I thought you were being unrealistic with me. As if I can’t tell the difference between noticing that you’re out for sex compared to looking for friendship/love first. I thought some of you were transparent, and the attempts you made to impress were contrived. I thought that cool guy sitting in the corner having a beer who looked like he was still grubby from a hard day’s work was the sexiest man in the room. I thought you were playing games, having wives and girlfriends but still leaving your options open to see if there might be something better. Nice guys, quit telling me you’re nice. Let me decide that. Reminding me how nice you are and how all you want is a girl to rub her feet every night and cherish every day is oozing with desperation. I don’t exactly want you to be an easy catch. Part of the fun is finding out what I’m in for and calling each other ten times a day. It’s the flirting and teasing that will drive me nuts. Giving yourself away with all this talk about being a great husband one day bores the shit out of me. Not that I don’t want that – but can we not dance the proverbial mating dance first?

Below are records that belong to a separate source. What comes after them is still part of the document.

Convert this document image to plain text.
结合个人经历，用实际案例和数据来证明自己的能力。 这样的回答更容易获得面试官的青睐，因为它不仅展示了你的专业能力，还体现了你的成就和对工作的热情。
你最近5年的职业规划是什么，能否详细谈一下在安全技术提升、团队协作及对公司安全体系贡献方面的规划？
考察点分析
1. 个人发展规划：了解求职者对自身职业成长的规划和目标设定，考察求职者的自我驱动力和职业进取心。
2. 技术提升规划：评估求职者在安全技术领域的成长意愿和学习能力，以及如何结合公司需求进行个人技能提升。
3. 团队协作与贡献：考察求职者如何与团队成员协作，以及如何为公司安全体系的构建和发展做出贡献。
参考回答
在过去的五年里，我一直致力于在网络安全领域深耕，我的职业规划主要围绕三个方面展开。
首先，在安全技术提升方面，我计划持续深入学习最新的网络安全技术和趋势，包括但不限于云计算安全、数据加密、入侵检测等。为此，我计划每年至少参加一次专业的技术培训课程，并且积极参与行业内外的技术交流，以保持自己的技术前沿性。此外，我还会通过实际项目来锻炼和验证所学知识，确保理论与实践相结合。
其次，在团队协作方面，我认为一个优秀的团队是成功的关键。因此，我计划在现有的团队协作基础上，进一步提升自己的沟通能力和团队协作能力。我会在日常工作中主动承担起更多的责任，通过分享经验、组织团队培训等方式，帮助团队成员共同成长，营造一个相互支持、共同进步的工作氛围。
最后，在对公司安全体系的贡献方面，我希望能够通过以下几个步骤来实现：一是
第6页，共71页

(Google Images: someone's profile, random old FB format, effects used to protect.)
Ozanne & Facebook, 2007
I get a friend request and message from an old highschool guy friend. “You were my unicorn. I liked you so much and wished I had asked you out.” Pity. This, a confession eighteen years later with the protection of being behind a computer and 500km between us can finally tell me what I wished I heard at 15 years-old. He says this, knowing his wife doesn’t know his FB password and won’t know he wrote this to me: “I was too scared to talk to you.”
Funny, I thought. “Scared” wouldn’t have been the description I remember. I remember being passed over for another girl time and time again, teased about being a virgin, not invited to parties because I wouldn’t get drunk, or made fun of because I had hit puberty earlier than other girls. I’m not angry about this, I just wish that things had been handled differently. But hey, protecting one’s self from being hurt was always the priority, right?
What I Want To Tell Guys I Used to Know, 25 Years Later
I wished I could have told you that I’m sorry if I seemed unapproachable. I saw other girls getting the things I wanted, and I felt like what I was wasn’t good enough, so I shut down. This attitude made me seem like I didn't want any of you, but that wasn't true. I wanted to tell you that I was worth a few dates before having sex, which is why I said no. To the guys in college and who I knew in my twenties: If you had been all I ever wanted, I gave you sex hoping you would want to see me more. Now I see that was a mistake too. We all just had to figure ourselves out, and in the end, things were meant to be. I spent some years alone, traveled, went to school, got work. Broke some hearts, and had mine broken. I had a life.
Now with a more clearer outlook: Our time back then wasn’t wasted. It may feel like regret that we couldn’t have acted on what we felt at the time, but it was necessary to experience in order to keep on learning in order to find the happiness we eventually found in other people.